Si le duc de Guise est vindicatif, il est aussi ambitieux. Le roi n’a pas d’enfant, et lorsque son frère cadet meurt se pose la question de la succession au trône. Selon la loi salique, la couronne revient à Henri de Navarre. Seulement voilà, Navarre est protestant, et Guise ne saurait tolérer qu’un hérétique ceigne la couronne de France. Sous son impulsion se forme la Ligue Catholique. À Paris où la Ligue est toute puissante, le duc de Guise est un véritable héros. Il est le « roi de Paris ». Le véritable roi, lui, est contraint de fuir la capitale. Il n’y reviendra jamais… Il comprend alors que Guise représente une menace bien trop grande pour son trône. À Blois, où il a réuni les états généraux, il fait assassiner le duc. Catherine ne lui pardonnera jamais ce geste. Elle devient l’une des plus ferventes partisanes de la Ligue, et quand le roi est à son tour assassiné quelques mois plus tard sous les coups de poignard du moine Jacques Clément, elle ne cache pas sa satisfaction. Elle refuse de reconnaître son successeur Henri de Navarre, désormais Henri IV, comme le nouveau roi de France. Pendant quatre ans, le royaume est divisé : d’un côté, la Ligue Catholique, qui règne en maître à Paris, de l’autre ceux qui soutiennent Henri IV. Ce dernier comprend qu’il n’a d’autre choix que de se convertir au catholicisme s’il veut un jour être véritablement roi. Après tout, « Paris vaut bien une messe. »

Henri IV converti au catholicisme, Catherine n’a plus de raison de s’opposer à lui et lui prête allégeance. Elle devient dame d’honneur de sa seconde épouse, Marie de Médicis, qu’elle sert fidèlement. Quand Marie de Médicis est exilée à Blois par son fils Louis XIII, Catherine la suit. Elle meurt en 1633, à l’âge de 85 ans.
Marie de Condé, la passionnée

Marie est la petite dernière de la fratrie. Née en 1553, elle perd sa mère alors qu’elle n’a que six ans. Son éducation est confiée à sa tante Jeanne d’Albret, reine de Navarre et mère du futur Henri IV. Jeanne d’Albret est une calviniste intransigeante, et la petite Marie grandit dans la foi protestante.

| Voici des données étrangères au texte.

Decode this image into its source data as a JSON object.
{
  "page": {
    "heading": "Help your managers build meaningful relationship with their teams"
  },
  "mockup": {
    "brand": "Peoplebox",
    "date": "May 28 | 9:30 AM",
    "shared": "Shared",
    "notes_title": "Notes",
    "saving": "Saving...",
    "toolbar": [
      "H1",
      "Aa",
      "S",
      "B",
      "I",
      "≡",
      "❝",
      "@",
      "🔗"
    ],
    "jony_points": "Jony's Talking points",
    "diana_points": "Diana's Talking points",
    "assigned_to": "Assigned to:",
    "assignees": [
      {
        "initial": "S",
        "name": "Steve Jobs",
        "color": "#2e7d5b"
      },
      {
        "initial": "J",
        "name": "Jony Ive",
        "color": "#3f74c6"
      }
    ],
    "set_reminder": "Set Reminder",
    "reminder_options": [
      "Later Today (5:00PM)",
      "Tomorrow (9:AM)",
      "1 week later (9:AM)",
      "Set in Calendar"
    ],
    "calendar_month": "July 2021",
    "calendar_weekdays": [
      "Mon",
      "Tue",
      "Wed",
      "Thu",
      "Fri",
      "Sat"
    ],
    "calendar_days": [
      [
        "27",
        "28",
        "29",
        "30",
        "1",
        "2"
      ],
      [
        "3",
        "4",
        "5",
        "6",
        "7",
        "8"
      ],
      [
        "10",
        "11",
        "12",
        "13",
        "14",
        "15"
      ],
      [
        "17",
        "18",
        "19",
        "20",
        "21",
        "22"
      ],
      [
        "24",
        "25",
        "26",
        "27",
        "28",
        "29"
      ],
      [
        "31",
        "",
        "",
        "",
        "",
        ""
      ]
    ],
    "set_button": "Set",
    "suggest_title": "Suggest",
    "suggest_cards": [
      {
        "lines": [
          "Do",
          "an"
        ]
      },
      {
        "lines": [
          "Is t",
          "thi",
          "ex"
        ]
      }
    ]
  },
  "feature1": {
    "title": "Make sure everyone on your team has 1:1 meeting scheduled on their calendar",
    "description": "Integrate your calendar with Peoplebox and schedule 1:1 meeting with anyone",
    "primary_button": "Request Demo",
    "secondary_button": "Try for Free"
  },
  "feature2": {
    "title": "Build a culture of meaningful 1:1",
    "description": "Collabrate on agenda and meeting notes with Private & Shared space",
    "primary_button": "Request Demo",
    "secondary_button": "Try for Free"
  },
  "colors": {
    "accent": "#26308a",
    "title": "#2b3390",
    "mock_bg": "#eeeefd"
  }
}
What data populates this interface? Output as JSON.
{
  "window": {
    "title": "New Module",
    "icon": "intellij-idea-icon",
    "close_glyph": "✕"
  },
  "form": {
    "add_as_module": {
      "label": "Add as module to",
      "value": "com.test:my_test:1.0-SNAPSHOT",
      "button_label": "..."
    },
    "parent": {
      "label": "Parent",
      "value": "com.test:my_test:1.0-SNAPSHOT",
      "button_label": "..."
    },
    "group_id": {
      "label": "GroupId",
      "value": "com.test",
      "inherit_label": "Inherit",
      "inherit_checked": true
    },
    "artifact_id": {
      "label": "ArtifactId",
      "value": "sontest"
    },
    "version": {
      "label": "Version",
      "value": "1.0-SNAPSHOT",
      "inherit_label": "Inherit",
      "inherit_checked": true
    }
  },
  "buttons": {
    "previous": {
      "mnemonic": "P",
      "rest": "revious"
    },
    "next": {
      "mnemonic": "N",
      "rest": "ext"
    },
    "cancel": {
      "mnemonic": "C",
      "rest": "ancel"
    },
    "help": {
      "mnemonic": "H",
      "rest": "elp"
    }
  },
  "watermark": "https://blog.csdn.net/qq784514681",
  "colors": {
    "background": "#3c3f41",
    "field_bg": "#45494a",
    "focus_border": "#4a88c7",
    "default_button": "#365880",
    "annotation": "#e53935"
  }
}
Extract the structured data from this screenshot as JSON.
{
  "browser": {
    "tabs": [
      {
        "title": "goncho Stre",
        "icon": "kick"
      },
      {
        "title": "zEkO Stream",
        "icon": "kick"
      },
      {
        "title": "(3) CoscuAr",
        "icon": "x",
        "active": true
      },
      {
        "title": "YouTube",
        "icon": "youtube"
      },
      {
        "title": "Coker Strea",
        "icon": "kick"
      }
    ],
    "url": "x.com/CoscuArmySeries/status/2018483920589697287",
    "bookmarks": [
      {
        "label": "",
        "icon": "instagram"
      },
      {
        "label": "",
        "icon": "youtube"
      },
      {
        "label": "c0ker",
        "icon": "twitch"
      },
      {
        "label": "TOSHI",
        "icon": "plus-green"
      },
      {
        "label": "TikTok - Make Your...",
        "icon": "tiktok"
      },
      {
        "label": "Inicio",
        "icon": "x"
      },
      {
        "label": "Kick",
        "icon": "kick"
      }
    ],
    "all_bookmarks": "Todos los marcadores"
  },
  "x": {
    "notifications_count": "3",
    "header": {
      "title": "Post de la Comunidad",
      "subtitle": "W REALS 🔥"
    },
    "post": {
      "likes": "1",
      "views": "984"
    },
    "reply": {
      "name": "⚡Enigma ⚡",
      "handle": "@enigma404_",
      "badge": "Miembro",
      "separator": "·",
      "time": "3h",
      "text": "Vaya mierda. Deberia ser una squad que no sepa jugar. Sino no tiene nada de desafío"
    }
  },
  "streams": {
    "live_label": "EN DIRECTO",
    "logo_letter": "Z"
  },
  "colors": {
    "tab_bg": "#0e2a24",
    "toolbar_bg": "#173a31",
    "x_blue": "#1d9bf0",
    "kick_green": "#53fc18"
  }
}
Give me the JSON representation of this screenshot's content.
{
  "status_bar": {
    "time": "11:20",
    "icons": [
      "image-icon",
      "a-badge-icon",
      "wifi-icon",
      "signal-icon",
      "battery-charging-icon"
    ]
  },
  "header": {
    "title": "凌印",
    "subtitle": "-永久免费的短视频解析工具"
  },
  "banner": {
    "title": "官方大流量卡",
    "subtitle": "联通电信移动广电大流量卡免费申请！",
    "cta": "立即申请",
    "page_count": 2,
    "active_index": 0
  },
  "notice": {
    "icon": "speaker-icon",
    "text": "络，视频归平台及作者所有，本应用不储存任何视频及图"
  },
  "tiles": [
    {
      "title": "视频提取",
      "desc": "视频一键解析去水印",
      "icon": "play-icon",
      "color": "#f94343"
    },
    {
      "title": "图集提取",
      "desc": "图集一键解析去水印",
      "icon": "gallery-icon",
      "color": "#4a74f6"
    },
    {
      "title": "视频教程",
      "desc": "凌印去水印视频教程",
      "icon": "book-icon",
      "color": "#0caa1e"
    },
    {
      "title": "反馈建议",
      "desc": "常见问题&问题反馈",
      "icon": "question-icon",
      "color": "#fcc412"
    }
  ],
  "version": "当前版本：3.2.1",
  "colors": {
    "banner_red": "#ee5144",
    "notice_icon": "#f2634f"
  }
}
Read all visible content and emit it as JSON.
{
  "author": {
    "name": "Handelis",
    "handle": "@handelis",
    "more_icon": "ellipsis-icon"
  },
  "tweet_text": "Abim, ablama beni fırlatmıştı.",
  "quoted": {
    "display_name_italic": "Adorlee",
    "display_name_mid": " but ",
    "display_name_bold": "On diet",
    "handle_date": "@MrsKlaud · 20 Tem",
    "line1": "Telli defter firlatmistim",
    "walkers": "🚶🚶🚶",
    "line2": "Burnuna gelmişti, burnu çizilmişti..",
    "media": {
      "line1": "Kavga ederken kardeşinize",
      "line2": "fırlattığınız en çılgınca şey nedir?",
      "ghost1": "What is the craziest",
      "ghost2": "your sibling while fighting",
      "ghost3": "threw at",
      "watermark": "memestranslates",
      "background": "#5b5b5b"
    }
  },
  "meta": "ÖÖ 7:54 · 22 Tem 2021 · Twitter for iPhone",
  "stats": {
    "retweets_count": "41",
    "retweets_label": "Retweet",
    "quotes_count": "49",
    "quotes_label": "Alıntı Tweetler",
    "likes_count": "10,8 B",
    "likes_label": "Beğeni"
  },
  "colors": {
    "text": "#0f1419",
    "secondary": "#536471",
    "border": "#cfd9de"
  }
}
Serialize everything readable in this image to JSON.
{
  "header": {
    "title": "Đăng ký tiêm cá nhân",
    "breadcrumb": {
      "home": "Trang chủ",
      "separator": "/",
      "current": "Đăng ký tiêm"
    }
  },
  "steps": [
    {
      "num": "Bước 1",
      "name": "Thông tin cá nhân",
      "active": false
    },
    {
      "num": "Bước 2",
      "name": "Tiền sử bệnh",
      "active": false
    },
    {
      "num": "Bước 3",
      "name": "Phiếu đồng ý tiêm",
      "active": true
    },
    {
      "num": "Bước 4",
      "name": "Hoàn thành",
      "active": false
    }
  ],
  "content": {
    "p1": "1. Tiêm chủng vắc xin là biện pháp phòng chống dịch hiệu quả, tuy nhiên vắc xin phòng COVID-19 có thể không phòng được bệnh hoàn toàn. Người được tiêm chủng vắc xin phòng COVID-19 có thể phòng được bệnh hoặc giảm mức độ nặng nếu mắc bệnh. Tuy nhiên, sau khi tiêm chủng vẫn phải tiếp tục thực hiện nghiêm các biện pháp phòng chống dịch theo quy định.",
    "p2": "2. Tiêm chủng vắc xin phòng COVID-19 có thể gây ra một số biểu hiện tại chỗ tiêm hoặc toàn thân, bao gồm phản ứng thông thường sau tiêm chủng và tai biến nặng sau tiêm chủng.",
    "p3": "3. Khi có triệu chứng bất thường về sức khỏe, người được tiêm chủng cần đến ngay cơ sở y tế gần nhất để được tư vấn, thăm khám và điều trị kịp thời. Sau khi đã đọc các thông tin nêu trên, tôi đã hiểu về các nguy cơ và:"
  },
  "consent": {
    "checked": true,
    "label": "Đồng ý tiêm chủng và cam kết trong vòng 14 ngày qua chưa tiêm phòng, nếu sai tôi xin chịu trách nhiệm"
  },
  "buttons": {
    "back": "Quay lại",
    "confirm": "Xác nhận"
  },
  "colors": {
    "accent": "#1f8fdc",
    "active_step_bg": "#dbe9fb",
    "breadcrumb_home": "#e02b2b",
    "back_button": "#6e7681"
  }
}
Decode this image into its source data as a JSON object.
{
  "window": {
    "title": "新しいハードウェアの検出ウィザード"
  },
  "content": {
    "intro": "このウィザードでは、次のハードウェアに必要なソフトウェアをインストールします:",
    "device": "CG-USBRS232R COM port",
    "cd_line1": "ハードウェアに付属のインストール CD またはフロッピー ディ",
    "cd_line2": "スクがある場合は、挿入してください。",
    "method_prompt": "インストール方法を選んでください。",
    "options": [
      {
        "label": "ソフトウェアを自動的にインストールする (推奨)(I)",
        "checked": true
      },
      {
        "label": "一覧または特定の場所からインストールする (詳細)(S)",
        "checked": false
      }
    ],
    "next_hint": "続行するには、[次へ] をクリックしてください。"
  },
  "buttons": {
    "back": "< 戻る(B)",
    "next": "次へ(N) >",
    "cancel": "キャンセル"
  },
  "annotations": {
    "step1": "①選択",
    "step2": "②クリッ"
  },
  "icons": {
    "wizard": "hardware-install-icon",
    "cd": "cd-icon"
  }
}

En 1572, elle accompagne sa tante à Paris afin de célébrer le mariage d’Henri de Navarre avec Marguerite de Valois. Elle qui ne connaissait que la cour austère de sa tante, elle découvre les fastes de celle des Valois. À dix-neuf ans, la fraîcheur et la beauté de Marie sont un ravissement. Elle possède un visage pur et angélique encadré par une chevelure d’or. Le frère du roi, Henri d’Anjou, qui deviendra Henri III, tombe immédiatement sous son charme. Non seulement Marie est belle, mais elle est d’un caractère aimable et doux. C’est décidé, il l’épousera ! Impatient, il s’empresse d’annoncer la nouvelle à sa mère, Catherine de Médicis. Mais à sa grande surprise, celle-ci en est horrifiée. Pour son fils préféré, celui qu’elle nomme affectueusement « mes yeux », elle nourrit des projets bien plus grands ! Pourquoi pas une union avec la reine d’Angleterre Élisabeth Ire ? Henri deviendrait roi d’Angleterre…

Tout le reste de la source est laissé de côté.